それから我々は、まるで不吉なものを洗い落とすかのように笑った。
幽霊のようにあらわれたメブの母親は、我々には脅威のなにものでもなかった。幸福にむかって歩きだした彼女の前に、母親があらわれるだけで不幸への未練を想起させるおそれがあった。もちろん、僕がいまここでそのことを彼女に伝えても、彼女は笑ってとりあってくれないだろう。
ときに不幸とは居心地がよく、幸福にむかって歩きだす勇気を飲みこむ力がある。心にもないことを行動にうつしてしまうのが人間だ。しかし、僕としてはそんな人間の悲劇よりも、彼女のすすみだした一歩を止めてほしくはないのだ。しかし、僕には彼女を勇気づける力など持ちあわせていなかった。
僕は唇をかんだ。なにもできない自分が腹立たしかった。僕の恋は憧れから始まったものであったが、いまは全然ちがうものであった。それは僕たちが抱えている共通の問題が原因なのか、彼女自身の問題が関係しているのかはわからない。そんなことはたいした問題ではない。ただ僕は、元気のない彼女の姿などみたくはなかった。これは僕のわがままかもしれない。
「私のこといつまでも好きでいてくれる」と彼女は言った。
「もちろん、ずっと好きさ」
「嘘でも嬉しいわ」彼女は、はにかんだ表情をつくった。
波の音がきこえてくる。夕陽は目線の高さまできて、弱い僕とは対照的に赤々と光をはなっている。

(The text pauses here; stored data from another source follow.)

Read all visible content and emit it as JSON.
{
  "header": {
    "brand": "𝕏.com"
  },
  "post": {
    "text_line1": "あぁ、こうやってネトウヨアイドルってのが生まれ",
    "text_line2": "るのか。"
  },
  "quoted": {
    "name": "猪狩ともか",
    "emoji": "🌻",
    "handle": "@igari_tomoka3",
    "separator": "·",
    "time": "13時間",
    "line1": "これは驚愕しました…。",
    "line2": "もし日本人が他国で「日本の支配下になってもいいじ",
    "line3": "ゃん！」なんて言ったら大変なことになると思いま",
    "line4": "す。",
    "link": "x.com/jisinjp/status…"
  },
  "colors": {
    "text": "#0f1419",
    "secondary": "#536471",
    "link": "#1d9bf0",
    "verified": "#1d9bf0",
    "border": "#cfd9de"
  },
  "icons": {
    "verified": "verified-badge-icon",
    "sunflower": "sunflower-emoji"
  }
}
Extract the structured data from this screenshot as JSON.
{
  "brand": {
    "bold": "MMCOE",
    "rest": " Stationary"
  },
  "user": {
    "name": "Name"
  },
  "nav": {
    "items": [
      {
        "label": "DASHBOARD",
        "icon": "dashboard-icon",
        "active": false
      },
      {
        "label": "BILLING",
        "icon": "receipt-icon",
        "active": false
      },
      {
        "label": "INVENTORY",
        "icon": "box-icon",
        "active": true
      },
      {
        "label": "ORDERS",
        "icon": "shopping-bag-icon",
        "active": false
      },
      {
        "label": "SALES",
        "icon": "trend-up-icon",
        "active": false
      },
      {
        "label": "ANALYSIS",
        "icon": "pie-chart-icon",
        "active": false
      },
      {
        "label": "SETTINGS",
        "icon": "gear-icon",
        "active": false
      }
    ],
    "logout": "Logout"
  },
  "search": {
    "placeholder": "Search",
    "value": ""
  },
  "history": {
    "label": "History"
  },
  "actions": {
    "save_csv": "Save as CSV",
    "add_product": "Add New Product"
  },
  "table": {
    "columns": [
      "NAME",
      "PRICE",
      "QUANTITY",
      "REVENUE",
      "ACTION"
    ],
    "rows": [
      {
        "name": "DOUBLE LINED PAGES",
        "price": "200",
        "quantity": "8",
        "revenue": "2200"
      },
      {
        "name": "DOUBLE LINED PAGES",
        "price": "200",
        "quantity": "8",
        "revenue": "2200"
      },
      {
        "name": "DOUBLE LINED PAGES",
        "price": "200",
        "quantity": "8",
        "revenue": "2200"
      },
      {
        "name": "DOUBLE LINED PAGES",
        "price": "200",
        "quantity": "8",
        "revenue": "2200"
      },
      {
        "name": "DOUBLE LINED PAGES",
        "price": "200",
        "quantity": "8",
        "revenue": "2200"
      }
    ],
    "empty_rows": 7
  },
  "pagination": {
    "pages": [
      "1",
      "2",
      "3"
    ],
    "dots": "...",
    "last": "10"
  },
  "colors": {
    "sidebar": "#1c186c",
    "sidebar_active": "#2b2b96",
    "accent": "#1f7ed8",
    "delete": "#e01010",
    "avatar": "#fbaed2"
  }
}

「こんど三人で旅行にでもいこう」僕はとっさに口にだした。
彼女は僕の顔を不思議そうにみつめていた。インドアの人間が旅行の話をきりだしたらそうなってもしかたがない。僕はきょとんとした彼女の顔をみていた。
「どこにいくの?」
「鎌倉はどう」
「サイトウ君にしてはいい提案だね。気分転換にはちょうどいいかも」と彼女は伸びをした。「最近つらいことばかりだから」
「なにか力になれることがあれば言ってほしい」
「ありがとう、でも大丈夫よ」と彼女は微笑んだ。
きっと彼女が僕を頼ることはない。メブはつよい女性であった。それに比べて僕はあまりにも頼り甲斐がない。K兄さんならきっと彼女の力になれたのだろう。しかし、僕はK兄さんではない。僕は彼女を陰から見守ることしかできなかった。
夕陽が水平線のむこうに沈んでいった。あたりが急に暗くなって、街頭がちらほらつきはじめた。メブは立ちあがって「そろそろ帰りましょうか」と言った。
別れ際になると彼女は「またね」と小さく手をあげた。僕もおなじように彼女の動作を真似た。僕は彼女の後ろ姿を眺めていた。それは弱々しくいつもより小さく見えた。
メブがレイモンド・チャンドラーの読者かどうかわからないが、我々は頑なにサヨナラを言わなかった。サヨナラを言うことはわずかのあいだ死ぬことだと、フィリップマーロウは言った。